Companies hoping to earn Gen-Z trust should take note of this, and seek out ways to engage audiences with educational content and other financial literacy tools. Not only is this a great way for Fintechs to reach a demographic that spends much of their time online, but it will also help synonymize their brand with integrity and trust.
Eyes on the prize.
It is hard to predict exactly what the future will hold for the companies currently competing in the Fintech marketplace. Undoubtedly, many institutions will choose not to make any drastic changes to their business practices in the face of generational tide shifts. After all, Gen-Z climbing its way into becoming a substantialstill makes up a relatively miniscule slice of the economy.

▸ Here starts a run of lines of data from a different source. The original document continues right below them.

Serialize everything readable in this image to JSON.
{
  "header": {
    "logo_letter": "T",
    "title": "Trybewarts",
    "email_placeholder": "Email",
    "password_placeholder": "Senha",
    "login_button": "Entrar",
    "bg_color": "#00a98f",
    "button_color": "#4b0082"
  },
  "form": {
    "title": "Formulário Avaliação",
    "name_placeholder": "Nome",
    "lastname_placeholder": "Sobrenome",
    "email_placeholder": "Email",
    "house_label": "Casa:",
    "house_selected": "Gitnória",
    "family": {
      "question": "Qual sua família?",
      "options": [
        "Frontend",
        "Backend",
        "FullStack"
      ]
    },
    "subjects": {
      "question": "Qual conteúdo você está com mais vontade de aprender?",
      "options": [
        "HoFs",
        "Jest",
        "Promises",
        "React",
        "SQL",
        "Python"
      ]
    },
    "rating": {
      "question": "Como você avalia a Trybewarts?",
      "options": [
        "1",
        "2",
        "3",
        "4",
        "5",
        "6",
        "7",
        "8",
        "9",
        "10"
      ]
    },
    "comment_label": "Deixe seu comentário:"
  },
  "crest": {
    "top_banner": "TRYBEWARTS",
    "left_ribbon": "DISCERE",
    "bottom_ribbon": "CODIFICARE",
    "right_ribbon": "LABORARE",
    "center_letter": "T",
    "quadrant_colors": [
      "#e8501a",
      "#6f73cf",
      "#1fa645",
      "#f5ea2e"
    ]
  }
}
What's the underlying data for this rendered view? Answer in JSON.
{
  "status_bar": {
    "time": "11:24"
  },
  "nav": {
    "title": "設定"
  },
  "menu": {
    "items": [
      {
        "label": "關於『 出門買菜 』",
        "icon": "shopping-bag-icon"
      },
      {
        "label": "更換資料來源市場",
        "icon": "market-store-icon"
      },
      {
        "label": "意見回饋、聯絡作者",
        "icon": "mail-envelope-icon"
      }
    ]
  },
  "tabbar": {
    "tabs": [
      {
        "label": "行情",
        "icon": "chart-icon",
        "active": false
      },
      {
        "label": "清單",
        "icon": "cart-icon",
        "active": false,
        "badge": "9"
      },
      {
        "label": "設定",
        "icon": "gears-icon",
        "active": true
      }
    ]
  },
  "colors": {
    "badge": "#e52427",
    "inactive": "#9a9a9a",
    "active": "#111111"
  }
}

Companies accustomed to an older clientele will hardly suffer in the short term from remaining stuck in their ways.
But like it or not, Gen-Z is the future. Along with millennials – with whom they share many similar traits and behaviors – the zoomers will make up nearly 50% of spending by 2030. For banks and Fintechs vying for Gen-Z dominance, too, the stakes are high. 43% of Gen-Z uses a single institution for all of their financial needs, and nearly two thirds would do the same if they found one company that met all of their needs. Companies that pay close attention to the needs and pain points of Gen-Z, and that are willing to adapt their current business practices to new audiences, may secure a valuable, loyal customer base across every vertical.